Fernanda Emediato - A arte pode - e deve - entrar nas escolas. Mas ela precisa chegar como experiência sensível, não apenas como tarefa ou prova. Para mim, o maior cuidado é esse: preservar a alma da obra. A poesia não é feita para ser decodificada como fórmula, mas para ser sentida, lida em voz alta, desenhada, reinventada. "As Pipas de Portinari" foi pensada para dialogar com o universo escolar, sim - mas como uma ponte, não como uma cartilha. Sou totalmente a favor de que a literatura esteja nas escolas - desde que respeite a infância, a subjetividade e o tempo de cada leitor. A arte não deve ser domesticada, nem usada como um “treinamento para o Enem”. Ela precisa provocar, encantar, abrir perguntas. Acredito, sim, que uma obra pode ser usada pedagogicamente sem perder a força poética - desde que o educador esteja comprometido com isso. Por isso, insisto tanto em produzir também materiais de apoio com sensibilidade, como os cadernos de mediação, os audiolivros acessíveis, as videoaulas criativas.


Resenhando.com - Se você tivesse que resumir o livro em um bilhete que voasse preso na rabiola de uma pipa, o que escreveria para os leitores do futuro?
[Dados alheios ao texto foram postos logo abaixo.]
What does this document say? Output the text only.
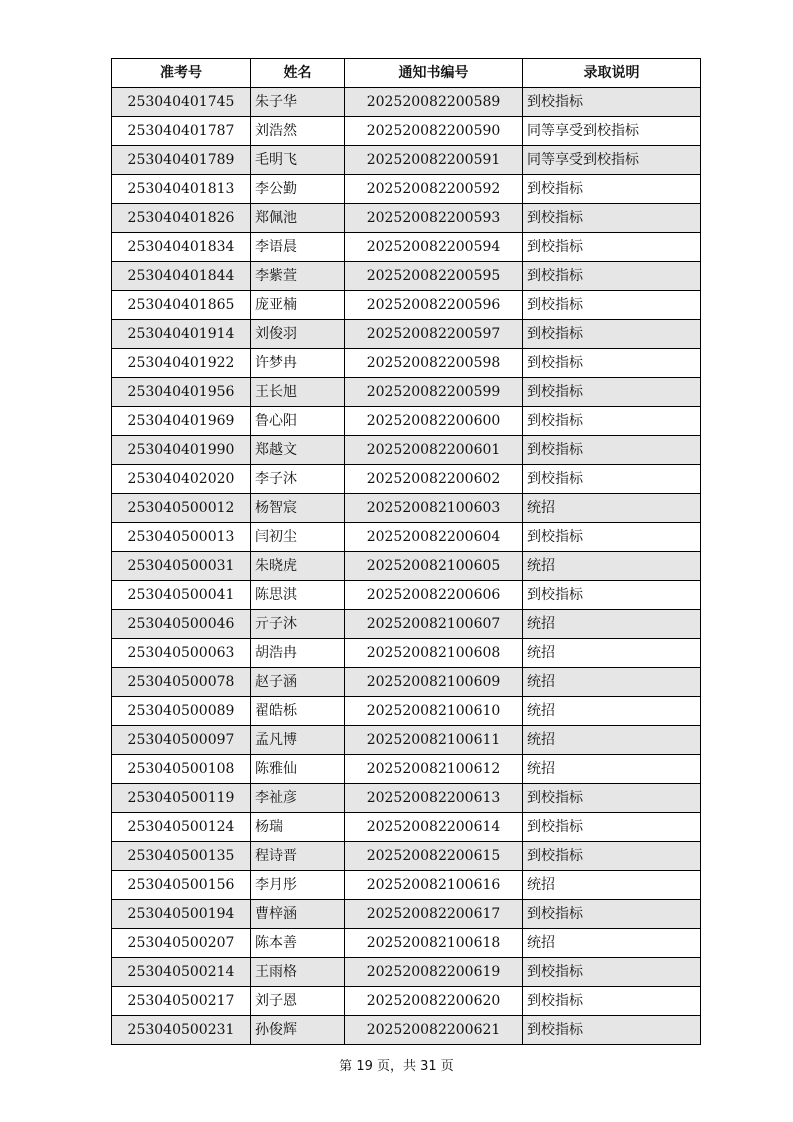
准考号	姓名	通知书编号	录取说明
253040401745	朱子华	202520082200589	到校指标
253040401787	刘浩然	202520082200590	同等享受到校指标
253040401789	毛明飞	202520082200591	同等享受到校指标
253040401813	李公勤	202520082200592	到校指标
253040401826	郑佩池	202520082200593	到校指标
253040401834	李语晨	202520082200594	到校指标
253040401844	李紫萱	202520082200595	到校指标
253040401865	庞亚楠	202520082200596	到校指标
253040401914	刘俊羽	202520082200597	到校指标
253040401922	许梦冉	202520082200598	到校指标
253040401956	王长旭	202520082200599	到校指标
253040401969	鲁心阳	202520082200600	到校指标
253040401990	郑越文	202520082200601	到校指标
253040402020	李子沐	202520082200602	到校指标
253040500012	杨智宸	202520082100603	统招
253040500013	闫初尘	202520082200604	到校指标
253040500031	朱晓虎	202520082100605	统招
253040500041	陈思淇	202520082200606	到校指标
253040500046	亓子沐	202520082100607	统招
253040500063	胡浩冉	202520082100608	统招
253040500078	赵子涵	202520082100609	统招
253040500089	翟皓栎	202520082100610	统招
253040500097	孟凡博	202520082100611	统招
253040500108	陈雅仙	202520082100612	统招
253040500119	李祉彦	202520082200613	到校指标
253040500124	杨瑞	202520082200614	到校指标
253040500135	程诗晋	202520082200615	到校指标
253040500156	李月彤	202520082100616	统招
253040500194	曹梓涵	202520082200617	到校指标
253040500207	陈本善	202520082100618	统招
253040500214	王雨格	202520082200619	到校指标
253040500217	刘子恩	202520082200620	到校指标
253040500231	孙俊辉	202520082200621	到校指标
第 19 页，共 31 页
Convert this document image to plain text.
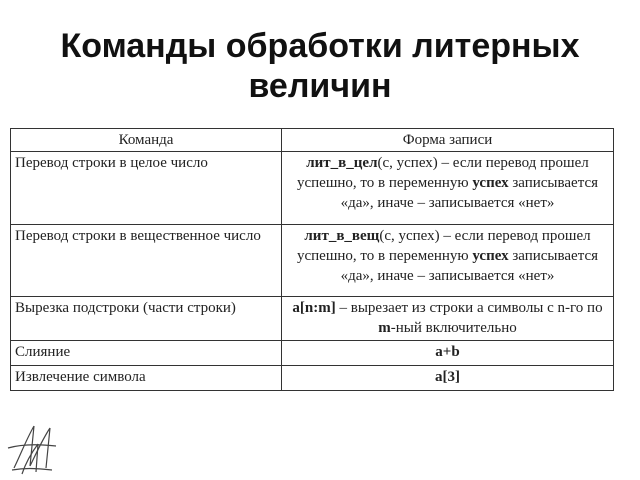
Команды обработки литерных величин
Команда	Форма записи
Перевод строки в целое число	лит_в_цел(с, успех) – если перевод прошел успешно, то в переменную успех записывается «да», иначе – записывается «нет»
Перевод строки в вещественное число	лит_в_вещ(с, успех) – если перевод прошел успешно, то в переменную успех записывается «да», иначе – записывается «нет»
Вырезка подстроки (части строки)	a[n:m] – вырезает из строки a символы с n-го по m-ный включительно
Слияние	a+b
Извлечение символа	a[3]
Fernanda Emediato - Se eu tivesse que resumir o livro em um bilhete preso na rabiola de uma pipa, eu escreveria: “Nem toda linha aprisiona. Algumas ensinam a voar”. E, logo abaixo: “Saiam das telas, entrem nos livros”. Porque "As Pipas de Portinari" é exatamente isso: um convite ao voo. Um chamado para que as crianças e os leitores do futuro não se esqueçam do corpo, do vento, da arte, da palavra. Que saibam que há outros caminhos - mais lentos, mais belos, mais vivos - do que os oferecidos pelas telas.